Mark Bauerlein writes for the Martin Center about a new book focusing on the political left’s role on college campuses.

… [A]n institution dominated by liberal norms and ideas, but functioning in conservative ways, puts leftist professors in an impossible position. They want a better future—more diversity, fewer bars to personal fulfillment—but they must sustain and repeat an aging past of critical theory while working for a business that, in their own opinion, grows ever more “corporate” and utilitarian.

Nobody wants to give up a tenured post, though. The perks and pay are too nice. So they try to accommodate both obligations—the progressive dreams and professional duties. They instruct the young in old things, yes, but at least they’re iconoclastic and progressive old things. They work in the special zones of exclusive schools, but at least they can turn parts of the acreage into safe spaces and reserves for marginalized identities. They inhabit one of the most hierarchical habitats on earth, but that doesn’t stem the egalitarian, anti-discrimination talk at all.

As a result, you can’t pin them down.
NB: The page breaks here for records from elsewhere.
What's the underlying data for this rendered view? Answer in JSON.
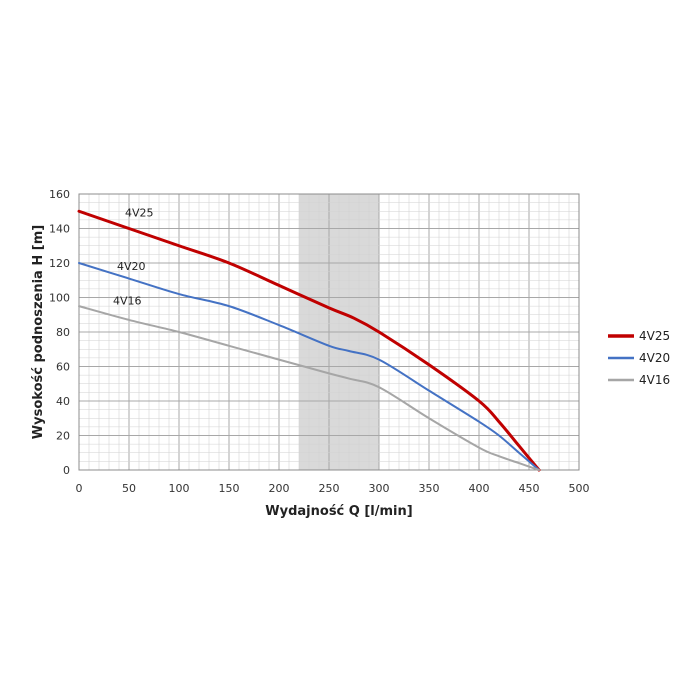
{
  "chart_data": {
    "type": "line",
    "xlabel": "Wydajność Q [l/min]",
    "ylabel": "Wysokość podnoszenia H [m]",
    "xlim": [
      0,
      500
    ],
    "ylim": [
      0,
      160
    ],
    "x_ticks": [
      "0",
      "50",
      "100",
      "150",
      "200",
      "250",
      "300",
      "350",
      "400",
      "450",
      "500"
    ],
    "y_ticks": [
      "0",
      "20",
      "40",
      "60",
      "80",
      "100",
      "120",
      "140",
      "160"
    ],
    "grid": true,
    "highlight_band": {
      "x_from": 220,
      "x_to": 300,
      "color": "#d9d9d9"
    },
    "legend_position": "right",
    "series": [
      {
        "name": "4V25",
        "color": "#c00000",
        "width": 3,
        "x": [
          0,
          50,
          100,
          150,
          200,
          250,
          275,
          300,
          350,
          400,
          420,
          440,
          460
        ],
        "y": [
          150,
          140,
          130,
          120,
          107,
          94,
          88,
          80,
          61,
          40,
          28,
          14,
          0
        ]
      },
      {
        "name": "4V20",
        "color": "#4472c4",
        "width": 2,
        "x": [
          0,
          50,
          100,
          150,
          200,
          250,
          270,
          300,
          350,
          400,
          420,
          440,
          460
        ],
        "y": [
          120,
          111,
          102,
          95,
          84,
          72,
          69,
          64,
          46,
          28,
          20,
          10,
          0
        ]
      },
      {
        "name": "4V16",
        "color": "#a6a6a6",
        "width": 2,
        "x": [
          0,
          50,
          100,
          150,
          200,
          250,
          270,
          300,
          350,
          400,
          420,
          440,
          460
        ],
        "y": [
          95,
          87,
          80,
          72,
          64,
          56,
          53,
          48,
          30,
          13,
          8,
          4,
          0
        ]
      }
    ]
  }
}
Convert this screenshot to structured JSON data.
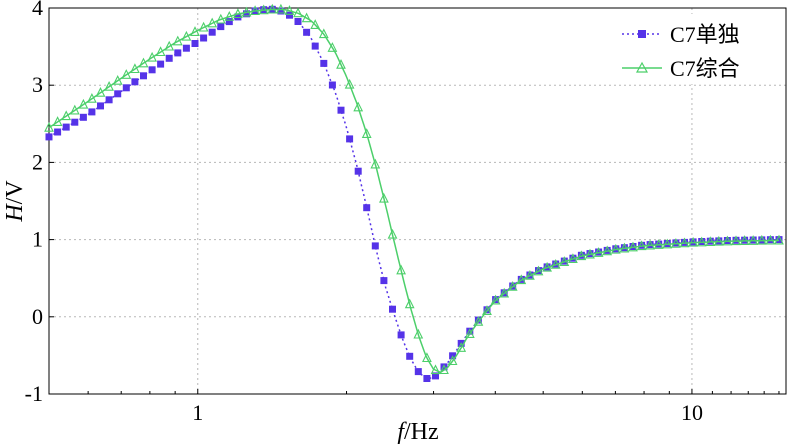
{
  "chart_data": {
    "type": "line",
    "title": "",
    "xlabel": "f/Hz",
    "xlabel_parts": {
      "var": "f",
      "unit": "/Hz"
    },
    "ylabel": "H/V",
    "ylabel_parts": {
      "var": "H",
      "unit": "/V"
    },
    "xscale": "log",
    "xlim": [
      0.5,
      15.5
    ],
    "ylim": [
      -1,
      4
    ],
    "xticks": [
      1,
      10
    ],
    "xtick_labels": [
      "1",
      "10"
    ],
    "yticks": [
      -1,
      0,
      1,
      2,
      3,
      4
    ],
    "ytick_labels": [
      "-1",
      "0",
      "1",
      "2",
      "3",
      "4"
    ],
    "grid": true,
    "legend_position": "top-right",
    "series": [
      {
        "name": "C7单独",
        "color": "#5533e8",
        "line_style": "dotted",
        "marker": "square",
        "x": [
          0.5,
          0.6,
          0.7,
          0.8,
          0.9,
          1.0,
          1.1,
          1.2,
          1.3,
          1.4,
          1.5,
          1.6,
          1.7,
          1.8,
          1.9,
          2.0,
          2.1,
          2.2,
          2.3,
          2.4,
          2.5,
          2.6,
          2.7,
          2.8,
          2.9,
          3.0,
          3.1,
          3.2,
          3.3,
          3.4,
          3.5,
          3.7,
          4.0,
          4.5,
          5.0,
          6.0,
          7.0,
          8.0,
          10.0,
          12.0,
          15.0
        ],
        "y": [
          2.33,
          2.62,
          2.92,
          3.18,
          3.4,
          3.56,
          3.74,
          3.88,
          3.96,
          3.99,
          3.95,
          3.82,
          3.6,
          3.28,
          2.9,
          2.45,
          1.95,
          1.4,
          0.85,
          0.38,
          0.02,
          -0.3,
          -0.55,
          -0.72,
          -0.8,
          -0.79,
          -0.7,
          -0.6,
          -0.48,
          -0.36,
          -0.24,
          -0.04,
          0.22,
          0.48,
          0.63,
          0.8,
          0.88,
          0.93,
          0.97,
          0.99,
          1.0
        ]
      },
      {
        "name": "C7综合",
        "color": "#4ccf6a",
        "line_style": "solid",
        "marker": "triangle",
        "x": [
          0.5,
          0.6,
          0.7,
          0.8,
          0.9,
          1.0,
          1.1,
          1.2,
          1.3,
          1.4,
          1.5,
          1.6,
          1.7,
          1.8,
          1.9,
          2.0,
          2.1,
          2.2,
          2.3,
          2.4,
          2.5,
          2.6,
          2.7,
          2.8,
          2.9,
          3.0,
          3.1,
          3.2,
          3.3,
          3.4,
          3.5,
          3.7,
          4.0,
          4.5,
          5.0,
          6.0,
          7.0,
          8.0,
          10.0,
          12.0,
          15.0
        ],
        "y": [
          2.45,
          2.79,
          3.09,
          3.34,
          3.55,
          3.71,
          3.84,
          3.92,
          3.96,
          3.98,
          3.98,
          3.93,
          3.83,
          3.66,
          3.42,
          3.11,
          2.76,
          2.36,
          1.92,
          1.44,
          0.96,
          0.51,
          0.1,
          -0.25,
          -0.52,
          -0.68,
          -0.72,
          -0.66,
          -0.55,
          -0.42,
          -0.28,
          -0.06,
          0.21,
          0.47,
          0.62,
          0.79,
          0.87,
          0.92,
          0.96,
          0.98,
          0.99
        ]
      }
    ]
  }
}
One of the great frustrations over the years has been to watch libertarians and conservatives catch them in one inconsistency and contradiction after another—for instance, their steady insistence on diversity at the same time that conservatives have disappeared from their ranks—and believe they have scored serious hits in academic and public debate. But nothing changes. Liberal professors just shrug and go back to work.

This is why the affair of the Academic Bill of Rights is illuminating and deserves to be remembered. Happily for us, [David] Horowitz assembles the story in his just-published volume, The Left in the Universities.